Overcoming carbonate interference on labile soil organic matter peaks for midDRIFTS analysis

Mid-infrared spectroscopy has been used with various degrees of success in quantitative and qualitative analysis of soil organic matter (SOM). This study evaluated the spectral interference caused by soil carbonates on the feasibility of using the specific peak area approach obtained by diffuse reflectance infrared Fourier transform spectroscopy in mid-range (midDRIFTS) as an indicator of SOM quality and composition. A midDRIFTS peak area corresponding to more labile SOM compounds (2930 cm−1) was related to microbial biomass carbon and nitrogen (Cmic, Nmic) and hot water extractable carbon and nitrogen (CHWE, NHWE) across two contrasting agroecological regions (Kraichgau (K) and Swabian Alb (SA), Germany) with soils containing carbonates up to 41 g kg−1 soil.
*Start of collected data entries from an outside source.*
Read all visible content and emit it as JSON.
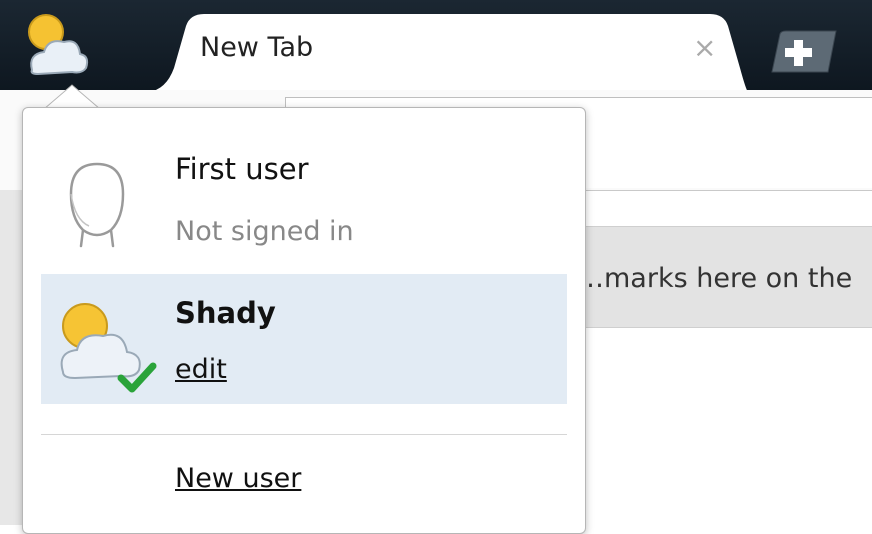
{
  "tab": {
    "title": "New Tab",
    "close_glyph": "×"
  },
  "toolbar": {
    "bookmark_hint": "…marks here on the"
  },
  "profile_menu": {
    "users": [
      {
        "name": "First user",
        "status": "Not signed in",
        "icon": "default-avatar-icon",
        "active": false
      },
      {
        "name": "Shady",
        "action_label": "edit",
        "icon": "sun-cloud-avatar-icon",
        "active": true
      }
    ],
    "new_user_label": "New user"
  },
  "colors": {
    "active_row": "#e2ebf4",
    "check": "#2aa33a",
    "frame": "#14202a"
  }
}
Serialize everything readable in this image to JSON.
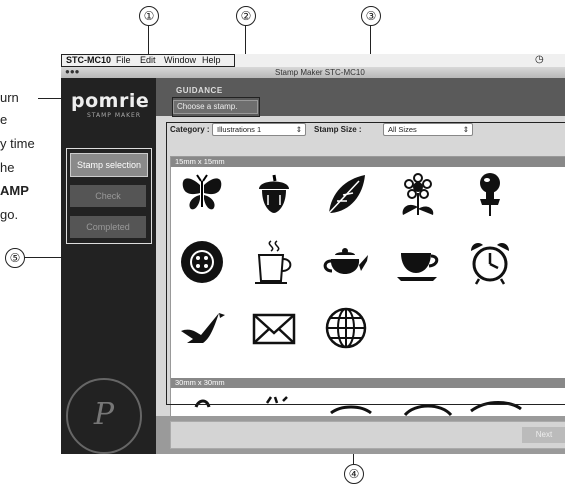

Although, the 2930 cm−1 peak showed its potential use as an index for representing labile soil carbon, a poor regression performance between the relative peak area at 2930 cm−1 (rPAnt 2910 cm−1) and labile SOM fractions (R2 = 0.31-0.45) was attributed to inorganic carbon (IC) potentially interfering with this particular peak. To avoid carbonate interference, a spectral-based coefficient was developed using a multiple linear regression model consisting of TOC and TIC as predictors of the difference between peak areas at 2930 cm−1 of non-acid and acid treated spectra (ΔPA 2930 cm−1) of bulk soils. Peak areas at 2930 cm−1 of non treated spectra (PAnt 2930 cm−1) were corrected using a coefficient of 0.21 for carbonates (PAcorr 2930 cm−1), which greatly improved relationships with Cmic, Nmic, CHWE and NHWE (R2 = 0.68-0.75; P < 0.0001). We further developed a regression equation to correct PAnt 2930 cm−1 for future application using the relationship between PAnt 713 cm−1 (assigned for carbonates (mainly calcite)) and PA at 2930 cm−1 (ΔPATIC 2930 cm−1) (R2 = 0.98). We concluded that PA 2930 cm−1 has a high potential to be used as an indicator of SOM composition once carbonate interference is corrected for in carbonated containing soils. The proposed approach is free of multivariate calibration and the spectral index developed (PAcorr 2930 cm−1) is suited to predict accurately labile SOM without the need of additional laboratory measurements. For general applicability of the approach, it should be tested on additional soil types of varying TOC and TIC contents.